Transcription — The Movie

In a Cell Perspectives article in 2012, Cheung and Cramer described a movie of mRNA transcription by RNA polymerase II and other factors based on published structures of various intermediates. Although this was produced by interpolating between static ‘snapshots’ of structures, it is a comprehensive attempt using three-dimensional structures to address different stages of transcription — melting of the dsDNA, movement relative to the DNA duplex, and dissociation of the transient heteroduplex. This is illustrated in a figure from the paper:

I have constructed my own composite of screen shots of that section of the movie (from about 3.00 min) that deals with binding of rNTPs.

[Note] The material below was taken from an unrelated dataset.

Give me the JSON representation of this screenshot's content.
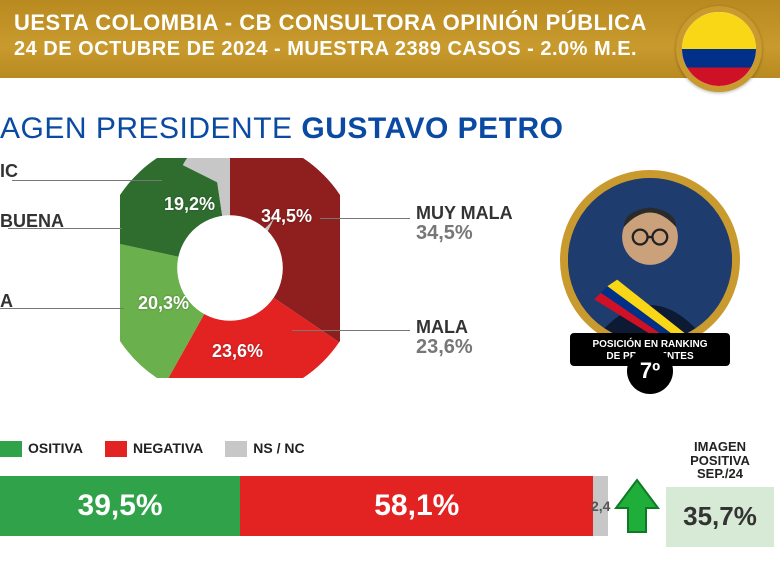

In contrast to the figure above, it shows only a small section of RNA polymerase in order to focus on the dynamic changes that occur in two sections of this protein on binding the substrate (another feature of many enzymes).

The rNTP-binding step

The depiction of rNTP-binding in the movie is summarized as:

…an NTP substrate first binds to an open active center conformation, adopting a preinsertion state…. The NTP then moves slightly to occupy the insertion site as the trigger loop folds to close the active center…. Closure of the active site around the NTP generates contacts that are required for correct NTP selection and leads to catalytic nucleotide incorporation and RNA extension ….

This is based on the work of Vassylyev et al. who describe the molecular interactions in more detail. I quote an extract from their paper to illustrate that the supposition about interaction of the substrate with residues on the enzyme is borne out, but also that the complexity of the interactions is such that it is not possible to make a simple summary:

In the ttEC/AMPcPP complex, AMPcPP forms a Watson–Crick base pair with the acceptor template sandwiched between the 39 end of the RNA/DNA hybrid on one side and the protein residues from the TH and BH on the other. Met b91238 (TH) and Thr b91088 (BH), which stack directly on the substrate and template bases, respectively, seem essential for the positioning and selection of the substrate (Fig. 2); the corresponding RNAPII residues Leu 1081 and Thr 831 seem to have similar functions in the yeast EC13. In agreement with modelling and biochemical studies1,4,15, Asn b9737 forms hydrogen bonds with both O39 and O29 of the substrate ribose, thereby permitting discrimination against the non-cognate dNTPs lacking either or both of these atoms (Fig. 2b, c).

The interested reader will need to study the paper himself. I restrict myself to reminding him that the structures of enzymes are dynamic because there may be an equilibrium between different possible structures and the position of this equilibrium can be changed by the binding of other molecules to the enzyme. It’s still chemistry — not magic!

Coda — Why no straight answer?

The reader accustomed to having reaction mechanisms of enzymes presented in dogmatic form may wonder why there are so many ifs and buts and molecular dynamics involved in working out how the rNTP gets to the correct conformation to bind to the DNA template. The answer is that although the structure of the binding site (actually there appear to be two alternatives) is known in detail, the successive positions of the rNTP are not, because there is no way of ‘freezing’ it at these different stages. Generally one captures intermediates in a reaction by making derivatives of them that will bind but not react, for example. So it is relatively easy to get structures for the rNTP bound and hydrogen-bonded, but not on its way in. A 2017 paper in the Journal of Biophysics indicates that mathematical methods are still being used as the basis of arguments about the detailed binding mechanism.